Originally posted on the Harvard Business Review
While the globe grapples with uncertain economic realities, "mobile" appears to be gold.
Facebook is expected to announce their uniquely targeted mobile advertising model before the end of the month. Amazon is talking to Chinese manufacturer Fox Conn with ambitions of building their own mobile device to serve as a complement to Amazon's considerable digital ecosystem of products and services. China itself has surpassed the US as the world's dominant smartphone market with over a billion subscribers and roughly 400 million mobile web users. Advisory firm IDC predicts that by 2014 there will have been over 76 billion mobile apps downloaded resulting in an app economy worth an estimated thirty five billion in the same year. Mobile business will become big business in the not so distant future.
However, there will be blood as the business world pursues the mobile gold rush.
We've seen this movie before. In the early days of the web, it was the website that created a browser-fueled gold rush — until organizations realized that maintaining a website that provided real value was more difficult than launching something quickly. The same story is now playing out in social — getting something launched on Facebook, Twitter or Pinterest is easy, but building an engaged and meaningful following isn't. And the same will happen in the rush to mobile if companies take a "channel" approach vs. a behavioral approach. In short, it's not about mobile as much as it is about understanding mobility.
In the early days of digital, the core behavior we needed to understand was that people wanted information at their fingertips and the convenience that came with digital transactions. In the social era it was all these things plus social connectivity. Mobility means information, convenience, and social all served up on the go, across a variety of screen sizes and devices.
Mobility is radically different from the stationary "desktop" experience. In some cases, mobility is a "lean back" experience like sitting on a commuter train watching a video. In other cases it can be "lean forward" — like shopping for a gift while you take your lunch break at the park. And in many cases, it's "lean free" when your body is in motion, or you're standing in line scanning news headlines or photos from friends while you wait for your turn to be called.
Mobility trumps mobile. The difference between mobility and mobile is like the difference between hardware and software. Mobile is linked to devices — it is always one thing, wherever it is. But mobility changes with context: cultures incorporate mobile technologies differently. For example, in Africa, SMS technology helps farmers pay bills electronically. In America, it helps teenagers keep up with their friends — an average of 60 times a day. Mobile itself is the nuts, bolts, and infrastructure, while mobility is the context which determines if it all works together or doesn't.

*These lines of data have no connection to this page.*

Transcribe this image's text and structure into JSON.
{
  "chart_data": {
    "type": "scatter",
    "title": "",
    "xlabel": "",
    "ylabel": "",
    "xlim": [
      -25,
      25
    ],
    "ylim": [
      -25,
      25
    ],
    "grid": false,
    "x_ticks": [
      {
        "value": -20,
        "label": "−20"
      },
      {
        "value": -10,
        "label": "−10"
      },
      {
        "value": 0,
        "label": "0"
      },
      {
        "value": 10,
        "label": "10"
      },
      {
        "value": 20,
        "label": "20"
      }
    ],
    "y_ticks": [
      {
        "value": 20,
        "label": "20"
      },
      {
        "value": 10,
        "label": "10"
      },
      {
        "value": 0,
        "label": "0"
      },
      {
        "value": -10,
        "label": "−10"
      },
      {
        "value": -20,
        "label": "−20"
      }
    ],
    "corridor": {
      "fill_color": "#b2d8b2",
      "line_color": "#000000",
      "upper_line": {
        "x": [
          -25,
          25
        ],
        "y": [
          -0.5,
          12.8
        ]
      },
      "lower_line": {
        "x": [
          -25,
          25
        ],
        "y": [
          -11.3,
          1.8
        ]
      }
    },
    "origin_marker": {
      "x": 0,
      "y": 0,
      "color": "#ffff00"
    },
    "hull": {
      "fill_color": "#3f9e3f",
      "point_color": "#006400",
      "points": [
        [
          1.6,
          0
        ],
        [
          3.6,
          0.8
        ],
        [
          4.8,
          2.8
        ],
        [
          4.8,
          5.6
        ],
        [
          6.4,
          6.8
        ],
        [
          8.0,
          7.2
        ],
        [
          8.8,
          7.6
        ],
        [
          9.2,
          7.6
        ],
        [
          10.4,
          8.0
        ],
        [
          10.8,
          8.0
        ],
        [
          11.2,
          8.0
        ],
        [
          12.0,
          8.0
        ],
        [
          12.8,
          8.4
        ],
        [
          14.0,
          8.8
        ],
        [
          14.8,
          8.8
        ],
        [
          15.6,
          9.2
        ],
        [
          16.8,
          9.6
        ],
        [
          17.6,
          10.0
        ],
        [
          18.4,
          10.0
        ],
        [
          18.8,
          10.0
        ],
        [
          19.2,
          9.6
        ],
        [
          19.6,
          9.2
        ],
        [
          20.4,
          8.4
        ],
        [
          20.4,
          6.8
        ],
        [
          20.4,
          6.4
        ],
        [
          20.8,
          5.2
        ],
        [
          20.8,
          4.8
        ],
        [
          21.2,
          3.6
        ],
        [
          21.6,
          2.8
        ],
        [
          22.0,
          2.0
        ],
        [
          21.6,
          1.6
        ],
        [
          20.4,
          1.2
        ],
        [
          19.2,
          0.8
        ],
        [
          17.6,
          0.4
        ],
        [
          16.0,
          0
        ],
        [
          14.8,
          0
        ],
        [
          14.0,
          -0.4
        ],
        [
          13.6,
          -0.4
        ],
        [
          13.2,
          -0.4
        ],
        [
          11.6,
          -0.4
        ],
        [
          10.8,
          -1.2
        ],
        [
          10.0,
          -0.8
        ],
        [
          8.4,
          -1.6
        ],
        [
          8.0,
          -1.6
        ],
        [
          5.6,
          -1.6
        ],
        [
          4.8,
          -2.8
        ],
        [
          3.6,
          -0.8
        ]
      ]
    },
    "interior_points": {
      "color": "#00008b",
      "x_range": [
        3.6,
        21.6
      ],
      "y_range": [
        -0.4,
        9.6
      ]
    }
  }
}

To avoid "bloodshed" in mobile, learn from past lessons in Web, digital and social. Improve your understanding of the nuances of mobility and mobile behaviors before you ramp up your investment in mobile. Resist the temptation to rely too much on a guru; hiring a guru will only take your organization so far. Many of the organizations who brought in "social media gurus" learned this lesson the hard way. A single individual cannot scale. However, if the organization is willing to put real teeth behind their mobile efforts, a single smart person can help form a center of excellence. Establishing a center of excellence that puts mobility at the core, and integrates it with other business initiatives, can get a business thinking about mobile more strategically.
Secondly, realize that going mobile is not the same thing as having an app. In fact, avoid the temptation to "app everything." A lot of content — whether video or text-based — can easily be optimized for mobile consumption. Popular apps such as Flipboard or Pulse point to a future of consumer "appgregation" — using one app to aggregate many sources of content. Instead of creating a whole host of apps that few are likely to download, invest in making your "digital ecosystem" more mobile-friendly.
Lastly, don't put mobile tactics in front of strategy. In the early days of the web, every site seemed to have an animated GIF or a clunky site-counter. In the early days of social, companies spent millions on costly Facebook apps with cute gimmicks but no real utility or sharing value. Today, companies are scrambling to come up with something "mobile" whether or not it makes sense for their long-term business goals, and whether or not users will actually want it. The outcome is the same in across all of these examples: a low number of visits/installs/downloads and ho-hum business results. Tomorrow's winners of today's mobile gold rush will boast significant (and sustainable) usage numbers due to the value of their content, whether it's sheer utility or impossible-to-ignore entertainment value.
Today's mobile realities are stark. Competition is fierce and users are demanding. If your company wants to put out a fitness app, you're competing not just with Nike FuelBand or Run Keeper, but with dozens of other apps put out by scrappy start-ups.
Before doubling down on mobile, any business should first ask themselves if they really understand mobility as a behavior and lifestyle, followed by tough questions about the role mobile plays in their business. From there, a strategy for mobile, built on an understanding of mobility, can take root.
Build on the expensive lessons learned from past bubbles and there will be less "blood" all around.